Fight song of the University of Nebraska–Lincoln

"Dear Old Nebraska U" (often referred to as "There Is No Place Like Nebraska") is a fight song of the University of Nebraska–Lincoln written and composed by Harry Pecha in 1923. It is frequently featured at university events and is played by the Cornhusker Marching Band following Nebraska touchdowns, typically after "Hail Varsity."

==History==
"Dear Old Nebraska U" was composed and written by student Harry Pecha while attending an Army Reserve Officers' Training Corps camp at Fort Snelling in 1923. Nebraska attributes the song to Pecha, but other schools use similar tunes, often with similar lyrics. It was originally written in 3/4 time, but was soon adapted to 2/4 to better suit it for marching.

"Dear Old Nebraska U" was used as the school's primary fight song until "Hail Varsity" was composed and written in 1936. The Daily Nebraskan suggested the university had "long lacked a song able to express Cornhusker determination and victory spirit" and strongly encouraged students to learn the lyrics to "Hail Varsity", which was adopted by the Innocents Society as the school's official fight song in 1937. "Dear Old Nebraska U" was later officially adopted as well.

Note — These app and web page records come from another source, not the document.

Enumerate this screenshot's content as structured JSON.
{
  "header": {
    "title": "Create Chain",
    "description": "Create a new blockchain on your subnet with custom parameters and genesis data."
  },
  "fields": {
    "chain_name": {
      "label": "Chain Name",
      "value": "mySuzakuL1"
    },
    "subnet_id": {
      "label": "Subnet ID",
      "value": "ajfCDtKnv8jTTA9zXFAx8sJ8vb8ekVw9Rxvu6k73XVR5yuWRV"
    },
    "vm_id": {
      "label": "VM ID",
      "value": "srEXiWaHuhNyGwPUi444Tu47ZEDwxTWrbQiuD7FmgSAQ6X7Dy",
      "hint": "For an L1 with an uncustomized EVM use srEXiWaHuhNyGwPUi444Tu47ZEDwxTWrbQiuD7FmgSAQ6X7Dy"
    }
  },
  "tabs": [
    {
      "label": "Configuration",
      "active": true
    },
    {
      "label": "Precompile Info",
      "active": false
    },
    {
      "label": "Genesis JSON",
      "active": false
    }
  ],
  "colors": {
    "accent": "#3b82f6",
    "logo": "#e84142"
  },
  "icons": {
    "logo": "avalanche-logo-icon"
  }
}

The song is often referred to by its opening line, "There is No Place Like Nebraska." The university recognizes three other fight songs in addition to "Dear Old Nebraska U" and "Hail Varsity": "March of the Cornhuskers," "The Cornhuskers (Come a Runnin' Boys)," and "Mr. Touchdown, U.S.A." A fourth, "Band Song," is typically played as a lead-in to "Hail Varsity".

==Lyrics==

There is no place like Nebraska
Dear old Nebraska U.
Where the girls are the fairest,
The boys are the squarest
Of any old school that I knew.
There is no place like Nebraska,
Where they're all true blue.
We'll all stick together,
In all kinds of weather,
For dear old Nebraska U.

It is unclear why the University of Nebraska became "NU" (or "Nebraska U") instead of "UN." The school was referred to as NU long before "Dear Old Nebraska U" was written, and while several schools of the former Big Eight Conference also use this nomenclature (Colorado as CU, Kansas as KU, and Oklahoma as OU), each began at different times and with no clear connection.

==Other uses==
Lincoln-based Zipline Brewing Company sold "Dear Old Nebraska Brew," an American lager brewed in collaboration with the Nebraska Alumni Association.